His Majesty, Leopold II., King of the Belgians, is authorised to be the chief of the State founded in Africa by the International Association of the Congo. The union between Belgium and the new State of the Congo shall be exclusively personal.

The Senate, two days later, having passed a similar resolution, the King addressed the following acknowledgment to his Ministers :

Gentlemen : - The Chambers, by voting almost unanimously the resolution that you submitted to them, have shown themselves convinced that at the same time that I was pursuing, in the general interest, the international African work, I had it at heart to serve the country, to contribute to the augmentation of it's wealth, and to increase it's reputation in the world. I have asked you to thank, in my name, the Chambers for the mark of high confidence which they have given me. I also beg of you to accept for yourselves the expression of my very sincere gratitude.

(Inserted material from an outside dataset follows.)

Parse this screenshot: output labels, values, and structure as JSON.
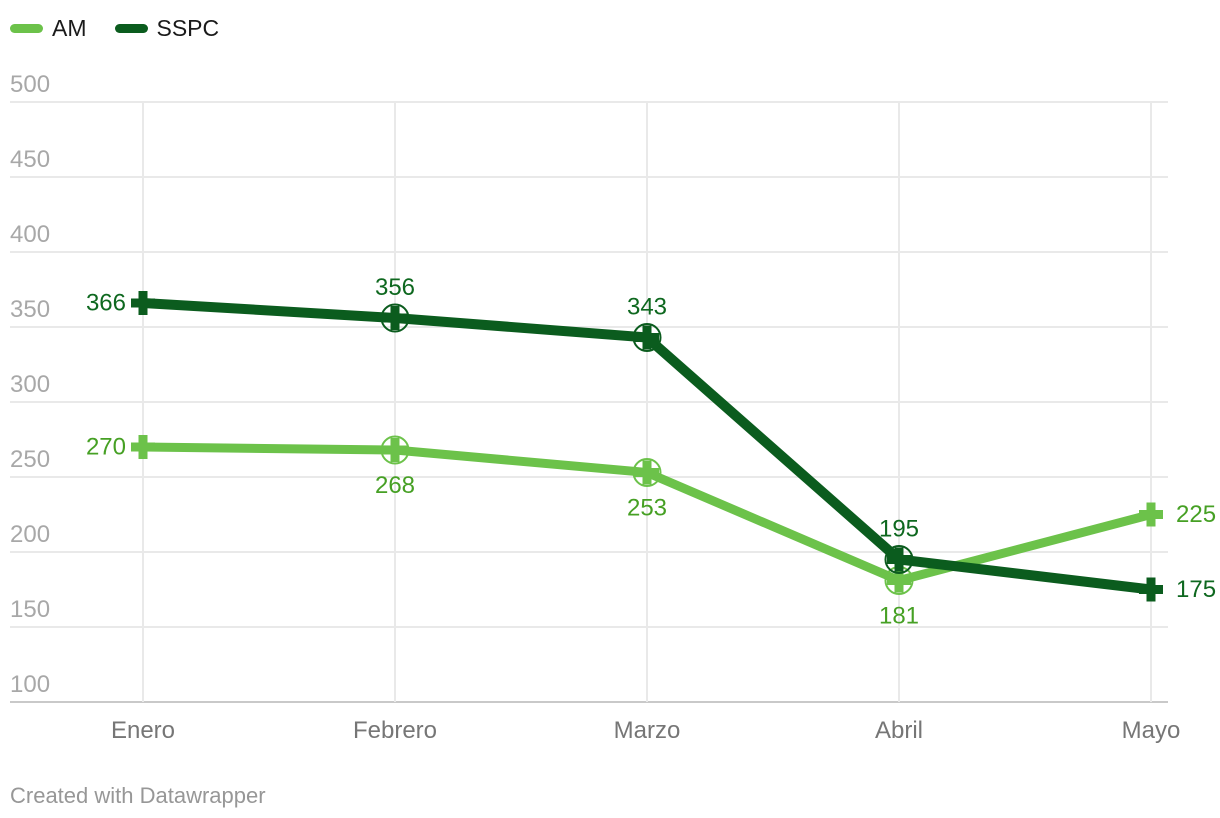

Believe me, gentlemen, your very affectionate
..................................... Leopold

Leopold II., King of the Belgians, had now become Sovereign of the Congo Free State, a territory with a population estimated as five times larger than the Belgium which he had ruled since 1865. Many foreign bodies, philanthropic, scientific, and commercial, sent their congratulations; the Lord Mayor of London visited the King in state, and offered him the felicitations of the British metropolis, and all the Powers concerned in the Conventional Basin of the Congo expressed their satisfaction with this happy consummation of his Majesty's enlightened undertaking in Mid-Africa.
What, by the Berlin Conference had been sanctioned, now assumed permanent form, organisation, and well0defined onward movement.. There were still difficulties ahead, some of them with the State's neighbours, France and Portugal. Their early exactions may be regarded as symptomatic of that febrific goading which has now become the mania of lesser bodies elsewhere. Subsequent conventions with France and Portugal somewhat assured the Congo State that it's onward march would not be obstructed by these Powers. On the other hand, the exalted views and edifying principles so generally prevalent at the Berlin Comnference soon became stale and innocuous in the official mind of the other Powers who had subscribed to precepts which, from subsequent indifference or self-interest, were disregarded. Not the least among the pledges of the Powers of the Berlin Conference was that designed to regulate the importation of alcohol. Consistent with the Christianising aims of it's Sovereign, the Congo Free State has fulfilled this pledge in a manner to put it's neighbours to shame for the large percentage of revenue they derive from a debasing liquor traffic.
So if the young State started upon it's progressive course in 1885-1887, having paid a heavy price to France and to Portugal for freedom to develop under the government of the strong personality of it's magnanimous Sovereign, it was perhaps because such a course would secure the Congo State to the Belgian nation in accordance with the preconceived purpose of it's King. By the Congo-French Convention the basin of the Kwilu and the left bank of the Congo, from Stanley Pool as far north=eastward as it's explorations had attained, were assigned to France. On the other hand, it insured the Congo Free State what constitutes it's outlet to the sea, the possession of the district of the Cataracts, and the towns of Boma and Banana at the mouth of the Congo. The Congo-Portuguese Convention assigned to Portugal territory south of the Congo as far as Noki, and along the parallel of Noki to it's intersection by the river Kwango, which from that point was designated as the boundary in a southerly direction. The territorial assignments of these conventions were subsequently modified, and Germany and Great Britain have since acquired the large areas of the Congo Basin lying east of Lake Tanganyika and it's parallel north and south.